Performance/Guides/RUM Alert

From Wikitech

This is the runbook for RUM alerts (real user measurements performance alerts).

Meta

RUM performance regression alert

We alert on three different performance metrics: first paint, response start and load event end. Make sure that you use the alerting metrics in the dashboards when you try find out more about the regression.

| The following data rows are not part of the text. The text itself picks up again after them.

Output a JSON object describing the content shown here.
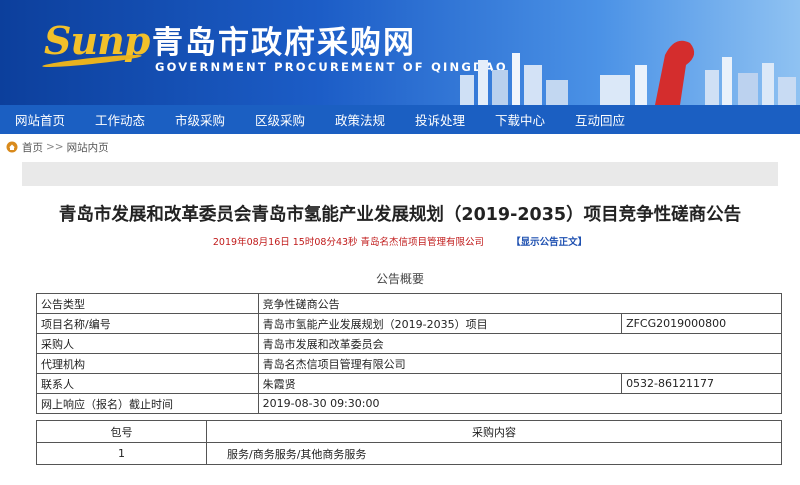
{
  "header": {
    "logo_text": "Sunp",
    "title": "青岛市政府采购网",
    "subtitle": "GOVERNMENT PROCUREMENT OF QINGDAO"
  },
  "nav": {
    "items": [
      {
        "label": "网站首页"
      },
      {
        "label": "工作动态"
      },
      {
        "label": "市级采购"
      },
      {
        "label": "区级采购"
      },
      {
        "label": "政策法规"
      },
      {
        "label": "投诉处理"
      },
      {
        "label": "下载中心"
      },
      {
        "label": "互动回应"
      }
    ]
  },
  "breadcrumb": {
    "home": "首页",
    "separator": ">>",
    "current": "网站内页"
  },
  "article": {
    "title": "青岛市发展和改革委员会青岛市氢能产业发展规划（2019-2035）项目竞争性磋商公告",
    "meta": "2019年08月16日 15时08分43秒  青岛名杰信项目管理有限公司",
    "show_full_link": "【显示公告正文】",
    "summary_heading": "公告概要"
  },
  "summary_table": {
    "rows": [
      {
        "label": "公告类型",
        "value": "竞争性磋商公告",
        "extra": ""
      },
      {
        "label": "项目名称/编号",
        "value": "青岛市氢能产业发展规划（2019-2035）项目",
        "extra": "ZFCG2019000800"
      },
      {
        "label": "采购人",
        "value": "青岛市发展和改革委员会",
        "extra": ""
      },
      {
        "label": "代理机构",
        "value": "青岛名杰信项目管理有限公司",
        "extra": ""
      },
      {
        "label": "联系人",
        "value": "朱霞贤",
        "extra": "0532-86121177"
      },
      {
        "label": "网上响应（报名）截止时间",
        "value": "2019-08-30 09:30:00",
        "extra": ""
      }
    ]
  },
  "items_table": {
    "headers": [
      "包号",
      "采购内容"
    ],
    "rows": [
      {
        "no": "1",
        "content": "服务/商务服务/其他商务服务"
      }
    ]
  },
  "colors": {
    "nav_bg": "#1b5fc2",
    "meta_red": "#c01b1b",
    "link_blue": "#1d4fb0"
  }
}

Use these steps to try get more information about the regression:

  1. Identify when the regression started, so you can use that time stamp when looking in other dashboards. You should be able to see when it happened in the navigation timing alert dashboard
  2. Is the regression on desktop or mobile or both? Check the navigation metrics by platform dashboard
  3. Check different percentiles and different metrics to try to understand what has changed) in the navigation timing dashboard.
  4. Is the regression caused by one browser or by a specific browser version? Check the navigation timing by browser dashboard
  5. Do we get more or less metrics than before? Check the report rate by metric dashboard
  6. Can we see the regression using our synthetic tools? Look at the synthetic tests dashboard. If we can see the issue also on WebPageReplay we know it's a front end regression.
  7. Is the regression caused by a code change? Use time time stamp/ time span when you think the regression started and check the Server Admin Log and the Show sync-wikiversions toggle.

Create a Phabricator task and include everything you know. Please take screenshots of the dashboards and include links. If you could identify the code change that caused the change, please include the team/person in the issue.